The user agrees to store cookies in their browser based on the settings of their internet browser. The user can disable cookies on their computer or mobile device by modifying the settings of their internet browser.
- the measurement of website traffic and the production of statistics on behalf of the visitor behavior,
- website functioning.
We also use the tools of the Google Analytics web application.
Cookies are considered in a similar way as a whole and pseudonymized form, which allows the identification of an individual only when a large and professional effort is made.
Cookies for ad targeting are processed based on your consent. You can withdraw consent to the collection of cookie data for marketing purposes at any time by changing the settings of the relevant Internet browser.
Collected cookies are processed by other processors:
- Google Analytics Provider, operated by Google Inc., Building Gordon House, 4 Barrow St, Dublin, D04 E5W5, Ireland;
The above platforms further treat the cookies in accordance with their terms of service, which can be found here:
8. What are your rights regarding personal data processing?
At MisikLaw, we respect the rights of individuals, including those granted by the GDPR. Your rights pursuant to the GDPR, in particular, include the right to:
- request confirmation as to whether and why our firm processes your personal data, and to obtain a copy of this data,
- require the firm to correct inaccurate or incomplete data,
- request the deletion of personal data or that processing be stopped, for example, if personal data is no longer required for the specified processing purposes,
- object to the processing if the firm relies on legitimate interests as a legal basis for processing.
Should you wish to exercise any of your privacy rights, please email us at firstname.lastname@example.org and we will address your request in accordance with our mandatory obligations. That may also include our continuous processing of certain personal data of yours despite your request to delete your personal data or withdrawal of your previous consent, however only in the extent required or permitted by applicable laws (e.g.in connection with proving, enforcing or defending our claims, or to maintain compliance with our legal and regulatory obligations).
If you believe the firm has not observed your privacy rights, you may file a complaint with the Office for Personal Data Protection of the Slovak Republic.
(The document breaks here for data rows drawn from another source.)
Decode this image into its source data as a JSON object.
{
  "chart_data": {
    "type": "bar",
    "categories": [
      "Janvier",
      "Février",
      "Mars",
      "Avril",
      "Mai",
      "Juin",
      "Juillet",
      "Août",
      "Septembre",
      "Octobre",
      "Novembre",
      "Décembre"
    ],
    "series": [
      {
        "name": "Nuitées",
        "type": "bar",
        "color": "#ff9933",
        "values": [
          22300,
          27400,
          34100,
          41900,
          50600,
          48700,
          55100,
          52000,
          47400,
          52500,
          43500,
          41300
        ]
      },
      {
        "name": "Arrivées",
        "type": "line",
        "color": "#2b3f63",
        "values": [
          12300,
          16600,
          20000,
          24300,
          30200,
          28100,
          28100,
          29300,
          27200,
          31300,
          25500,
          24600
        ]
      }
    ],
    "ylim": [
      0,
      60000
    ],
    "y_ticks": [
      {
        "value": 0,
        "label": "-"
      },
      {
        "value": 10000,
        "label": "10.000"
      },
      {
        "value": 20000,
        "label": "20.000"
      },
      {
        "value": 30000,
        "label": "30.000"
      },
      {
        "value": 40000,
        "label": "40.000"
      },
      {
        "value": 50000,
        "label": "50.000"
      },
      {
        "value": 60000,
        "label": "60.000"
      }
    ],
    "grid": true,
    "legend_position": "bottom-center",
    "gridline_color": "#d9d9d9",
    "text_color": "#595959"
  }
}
Information on personal data processing will typically be provided free of charge. However, please note that in certain circumstances, especially if there are obviously unjustified or vexatious requests, we may reject your request or ask for a reasonable fee.
Please also note that we do not have a duty to provide information on personal data processing, to allow access to, or to allow data portability of, personal data under the GDPR if this could lead to a violation of the attorney professional secrecy and confidentiality obligation under the applicable law on advocacy or violation of other applicable law.